The beneficiaries of these magnificently fermented experiments are consumers. Beer drinkers are becoming more sophisticated and thus demanding ever-newer releases and varieties of craft beer. The supply of the market, in other words, is rising to meet demand. Unfortunately, this dynamic market continues to be hampered by arbitrary state laws that limit the alcohol level permissible in beer. State lawmakers need to redouble their efforts to clear away these antiquated relics and let the beer flow.
The most infamous limitation on beer strength is what is known as a "3.2 law." These weak-beer mandates forbid outlets of one type or another from selling beer above 3.2 percent alcohol-by-weight. The laws harken back to 1933, when Congress passed the Cullen-Harrison Act about nine months before Prohibition was fully repealed. This legislation granted states the authority to permit the production and sale of 3.2 beer within their borders. While the Cullen-Harrison Act became irrelevant after Prohibition was scrapped, many state governments failed to repeal their 3.2 laws and left them on the books for decades.
Today, 3.2 laws are mostly a thing of the past. This is because a handful of state legislatures -- including long-time holdouts Kansas, Oklahoma and Utah -- have cleared away their versions in recent years. Minnesota is now the last state to limit convenience stores and groceries to 3.2 beer. (Unlike some former variants of 3.2 laws in other states, Minnesota permits licensed liquor stores to sell stronger beer).
This string of modern reforms may seem to beer-lovers like cause for celebration, but the reality is that America's weak-beer wars are far from over. Not only does Minnesota still have its law on the books, but many of the states that did repeal their 3.2 laws merely replaced them with slightly less onerous versions.

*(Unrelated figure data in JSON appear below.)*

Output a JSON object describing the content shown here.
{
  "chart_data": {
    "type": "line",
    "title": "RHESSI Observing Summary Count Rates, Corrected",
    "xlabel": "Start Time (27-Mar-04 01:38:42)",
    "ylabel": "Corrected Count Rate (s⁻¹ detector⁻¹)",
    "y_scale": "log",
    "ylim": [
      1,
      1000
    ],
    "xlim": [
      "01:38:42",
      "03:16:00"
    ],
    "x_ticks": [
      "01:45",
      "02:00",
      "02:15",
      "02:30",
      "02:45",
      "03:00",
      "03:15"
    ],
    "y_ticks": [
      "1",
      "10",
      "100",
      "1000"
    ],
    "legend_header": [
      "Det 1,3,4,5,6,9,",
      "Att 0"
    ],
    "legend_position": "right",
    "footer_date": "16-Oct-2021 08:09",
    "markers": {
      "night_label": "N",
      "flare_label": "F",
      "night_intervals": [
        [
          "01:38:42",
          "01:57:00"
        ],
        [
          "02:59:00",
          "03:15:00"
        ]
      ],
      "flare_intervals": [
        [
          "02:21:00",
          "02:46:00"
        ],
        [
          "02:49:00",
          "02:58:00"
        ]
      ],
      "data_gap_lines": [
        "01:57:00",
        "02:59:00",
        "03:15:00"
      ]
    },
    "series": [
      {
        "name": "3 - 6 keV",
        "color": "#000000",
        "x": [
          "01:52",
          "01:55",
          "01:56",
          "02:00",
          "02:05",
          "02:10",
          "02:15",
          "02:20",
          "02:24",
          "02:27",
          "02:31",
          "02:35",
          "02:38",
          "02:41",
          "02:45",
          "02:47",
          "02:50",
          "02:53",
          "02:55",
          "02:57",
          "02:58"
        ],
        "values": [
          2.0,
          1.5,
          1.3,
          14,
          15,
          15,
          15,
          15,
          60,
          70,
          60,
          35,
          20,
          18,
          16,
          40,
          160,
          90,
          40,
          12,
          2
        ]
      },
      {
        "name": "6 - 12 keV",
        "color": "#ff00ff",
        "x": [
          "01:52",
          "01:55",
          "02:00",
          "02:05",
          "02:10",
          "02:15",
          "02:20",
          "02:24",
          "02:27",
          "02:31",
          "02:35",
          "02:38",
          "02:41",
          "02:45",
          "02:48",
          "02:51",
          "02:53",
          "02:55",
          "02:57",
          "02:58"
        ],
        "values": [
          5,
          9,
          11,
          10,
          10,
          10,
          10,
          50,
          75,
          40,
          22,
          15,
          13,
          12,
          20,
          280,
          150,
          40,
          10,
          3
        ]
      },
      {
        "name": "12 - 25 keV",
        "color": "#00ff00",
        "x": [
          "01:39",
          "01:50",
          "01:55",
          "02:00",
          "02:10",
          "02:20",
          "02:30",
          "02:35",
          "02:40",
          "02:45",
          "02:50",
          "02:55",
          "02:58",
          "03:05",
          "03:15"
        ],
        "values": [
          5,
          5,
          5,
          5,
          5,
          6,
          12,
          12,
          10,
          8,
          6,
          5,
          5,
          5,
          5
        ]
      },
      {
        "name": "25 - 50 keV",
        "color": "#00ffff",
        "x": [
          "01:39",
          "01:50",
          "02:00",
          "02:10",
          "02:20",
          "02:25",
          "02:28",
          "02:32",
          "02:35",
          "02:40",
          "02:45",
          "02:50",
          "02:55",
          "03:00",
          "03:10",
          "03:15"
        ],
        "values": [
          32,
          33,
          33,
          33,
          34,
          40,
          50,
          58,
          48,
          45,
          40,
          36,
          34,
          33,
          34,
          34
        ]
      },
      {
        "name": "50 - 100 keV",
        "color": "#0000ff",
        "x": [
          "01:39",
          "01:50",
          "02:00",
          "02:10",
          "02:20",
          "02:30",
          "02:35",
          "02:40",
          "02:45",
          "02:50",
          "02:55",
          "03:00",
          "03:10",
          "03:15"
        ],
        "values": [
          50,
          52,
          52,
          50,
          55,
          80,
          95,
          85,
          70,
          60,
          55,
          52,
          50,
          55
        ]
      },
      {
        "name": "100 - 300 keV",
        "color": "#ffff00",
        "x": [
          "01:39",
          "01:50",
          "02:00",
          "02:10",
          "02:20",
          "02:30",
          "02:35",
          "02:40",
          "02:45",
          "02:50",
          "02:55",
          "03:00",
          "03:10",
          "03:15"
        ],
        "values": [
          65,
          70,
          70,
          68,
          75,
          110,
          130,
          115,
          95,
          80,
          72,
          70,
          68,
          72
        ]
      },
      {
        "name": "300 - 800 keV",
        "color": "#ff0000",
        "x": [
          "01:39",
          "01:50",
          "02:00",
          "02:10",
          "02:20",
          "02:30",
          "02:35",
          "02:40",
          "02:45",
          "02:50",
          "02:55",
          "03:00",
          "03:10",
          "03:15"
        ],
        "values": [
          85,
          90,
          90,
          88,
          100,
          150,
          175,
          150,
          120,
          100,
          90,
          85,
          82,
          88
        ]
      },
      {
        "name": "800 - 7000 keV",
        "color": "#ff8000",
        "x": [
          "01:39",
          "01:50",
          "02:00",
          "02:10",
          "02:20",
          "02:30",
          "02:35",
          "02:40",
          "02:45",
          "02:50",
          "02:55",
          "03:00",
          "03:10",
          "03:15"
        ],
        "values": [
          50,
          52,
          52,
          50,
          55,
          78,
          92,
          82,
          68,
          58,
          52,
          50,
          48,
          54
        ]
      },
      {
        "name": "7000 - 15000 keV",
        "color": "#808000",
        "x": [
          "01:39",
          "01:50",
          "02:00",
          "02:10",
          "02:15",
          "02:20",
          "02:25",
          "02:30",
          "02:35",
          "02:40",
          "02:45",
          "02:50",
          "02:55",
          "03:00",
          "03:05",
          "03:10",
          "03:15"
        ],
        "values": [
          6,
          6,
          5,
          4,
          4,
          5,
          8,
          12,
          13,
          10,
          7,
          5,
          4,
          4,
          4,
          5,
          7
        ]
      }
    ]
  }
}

For instance, while Kansas overturned its 3.2 law this year, it ended up only raising the permissible alcohol level for beer to 6 percent alcohol-by-volume. Because of the different units of measure -- the original 3.2 laws used alcohol-by-weight, whereas Kansas' new limit uses alcohol-by-volume -- the reform is less than meets the eye: A 6 percent ABV beer is actually only a 4.7 percent ABW brew, a disappointingly modest increase. Oklahoma did slightly better in raising its threshold to 8.99 percent ABV (around 7 percent ABW) while Utah was only able to muster a raise to 5 percent ABV (around 4 percent ABW).
The larger issue is that these new limits are still completely arbitrary and especially unsuited to the modern craft-beer era. Imperial IPAs, to borrow one example, usually range anywhere from 7 to 12 percent ABV, while styles like barleywine can soar as high as 15 percent . On the other hand, Goses are almost always below 5.5 percent ABV.
Again, this variety is a good thing. A broad array of beer types with highly divergent alcohol levels is the sign of a healthy beer marketplace. There is no reason why government needs to regulate the alcohol content of beer -- after all, other alcoholic beverages such as wine and spirits have always featured higher levels of alcohol. Allowing retailers such as supermarkets, convenience stores and gas stations to sell stronger beer would not only help those businesses but also would benefit consumers by clearing away frustrating barriers to purchasing a preferred brew.
Legislators in Minnesota should quickly move to end their designation as the last remaining 3.2 state, while lawmakers elsewhere should prioritize removing all caps on beer strength. The recent wave of 3.2 law repeals is a good start, but we can do better than watered-down fixes.